Lecornu does not have a majority and is reliant on support from Socialist lawmakers if he wants a budget to be passed and the government to survive.
The prime minister said earlier this month that he would not use special constitutional powers in order to push the bill through and avoid losing a vote of no confidence.
Unpredictable alliances in Parliament
That promise has opened the door to unpredictable alliances in parliament, which is split into three ideologically opposed blocs – the left, the centre-right and the far right – since last year's snap elections.
Marine Le Pen's far-right party joined the hard-left France Unbowed on Tuesday to pass a tax targeting multinationals based on their global turnover generated in France.
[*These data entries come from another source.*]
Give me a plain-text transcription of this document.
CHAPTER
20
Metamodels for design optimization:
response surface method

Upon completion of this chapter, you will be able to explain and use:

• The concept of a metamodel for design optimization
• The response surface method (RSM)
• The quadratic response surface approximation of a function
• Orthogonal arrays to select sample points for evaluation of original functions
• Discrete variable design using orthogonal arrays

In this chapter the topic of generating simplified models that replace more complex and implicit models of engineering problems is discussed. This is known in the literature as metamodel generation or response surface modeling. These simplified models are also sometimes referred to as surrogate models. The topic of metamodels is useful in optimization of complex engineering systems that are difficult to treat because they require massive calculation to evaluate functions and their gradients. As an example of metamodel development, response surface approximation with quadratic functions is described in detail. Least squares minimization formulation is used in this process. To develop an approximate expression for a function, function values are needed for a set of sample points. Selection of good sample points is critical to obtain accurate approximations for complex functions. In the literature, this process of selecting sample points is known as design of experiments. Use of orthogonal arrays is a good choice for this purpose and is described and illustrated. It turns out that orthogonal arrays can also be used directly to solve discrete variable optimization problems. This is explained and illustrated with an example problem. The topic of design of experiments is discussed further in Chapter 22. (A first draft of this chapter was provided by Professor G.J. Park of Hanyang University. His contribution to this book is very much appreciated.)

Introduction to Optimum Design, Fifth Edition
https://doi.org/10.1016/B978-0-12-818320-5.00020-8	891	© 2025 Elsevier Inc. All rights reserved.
The measure would ensure profits linked to French activity are taxed at a minimum rate of 25 percent, even if declared in low-tax jurisdictions. The amendments' advocates say the measure would help tackle tax avoidance and bring in as much as €26 billion.
Lawmakers also voted to raise the digital tax on tech giants with global sales of over €2 billion to 6 percent from 3 percent, against government advice.
The move risks reigniting tensions with Washington, where US President Donald Trump has threatened tariffs over similar taxes targeting US firms.
The measures are likely to be struck down when the budget bill moves to the conservative-controlled Senate in the coming weeks. They could also be declared null by the country's constitutional court, which has in the past ruled against "confiscatory" taxes.
Lawmakers are expected to discuss the introduction of wealth taxes later this week or next. Le Pen ruled out approving the so-called "Zucman tax", which means it is very unlikely to be adopted.
In parliament, Socialist lawmakers, who had previously conditioned their tacit support to Lecornu on approval of a wealth tax, said they were now focusing on "high-yielding" taxes that spare workers, leaving the door open for a compromise.